“Bir ülkeyi tanımak istiyorsanız o ülkede insanların nasıl öldüğüne bakın” diyen Albert Camus’un bu sözü, birçoğumuzun bildiği ve yaşadığı olayların birebir tanımı olmuş.

Bir ülkede nefes almak için mücadele verilir mi?

Kendi toprağında yaşamak için…

Kafamızda deli sorular, endişeler, korkular nereye kadar?

Sahil kasabasında yürürken, yolda işe giderken, tatil yolundayken hiç olmadık bir anda kimliği belirsiz kişiler tarafından saldırıya uğraması mı?  

Boşanma aşamasında olan bir kadının değil onlarca kadının sokak ortasında öldürülmesi mi?

Geçtiğimiz hafta hepimizin içini acıtan İzmir’in göbeğinde, en merkez konumunda yağan yağmurda su birikintisinin olduğu yerde kaçak elektrik akımına uğrayan iki gencin ölümüne seyirci kaldık…

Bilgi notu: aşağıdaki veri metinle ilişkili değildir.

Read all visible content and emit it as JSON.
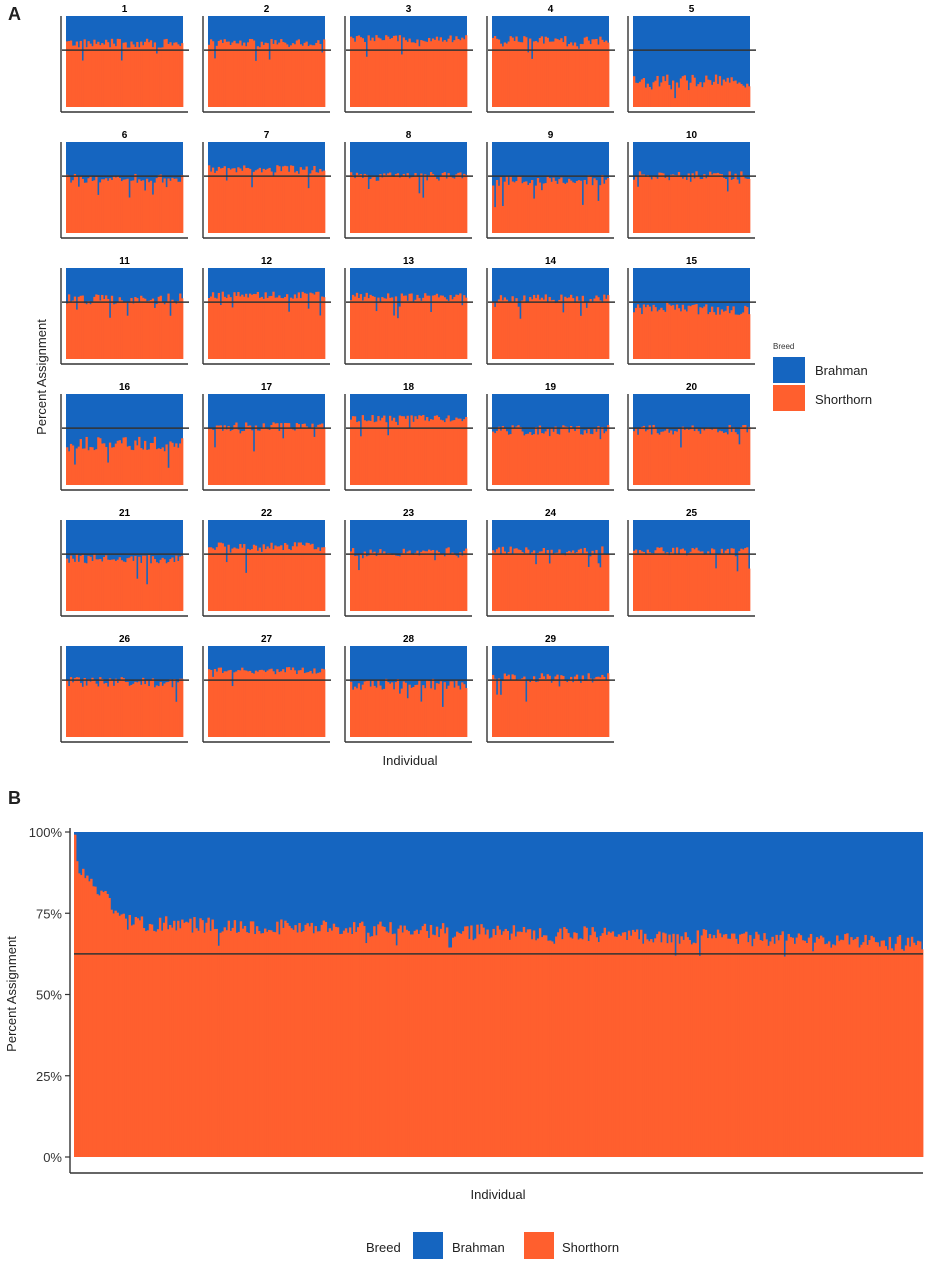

Birbirine el uzatırken onu yerden kaldırmak isterken.

Çok acı değil mi?

İnsan yazarken de konuşurken de ayrı bir acı yaşıyor …

Yaşanan bu olaylar uzunca bir süre hafızamızdan silinmeyecek konuşulacak fakat ne kadar dikkate alınıp önlem alınacak inanın bu da tartışılır.

Yapılan uyarılara rağmen hiçbir önlem alınmamış alınmamakla birlikte hiçbir kurum ve görevli bununla ilgili yeterli açıklama yapmadan köşesine çekiliyor.

Bunun hesabı nasıl verilecek?

Birileri birilerini arkasına mı alacak?

Suçsuz mu ilan edilecek?

Öte yandan 17 yaşında genç çocuğun ölümüne neden olan bir kadın cezasız bırakılıyor.

AK’lanıyor ama nasıl diye sormadan edemiyorsunuz

Eski bir kamu görevli babası olması hangi suçun hangi ölümü ört pas edebilir!

Bu olayların hepsi gözler önünde yaşanıyor.

Üstelik ne yargılayan var ne de konuşan

Utanç veren bir tablo...

Ölen öldüğüyle geride kalanlar yasıyla ve acısıyla kalakalıyor.

Adalet ne zaman gelir bilmiyorum ama adaletin olmadığı bu çağda biz çok yanarız.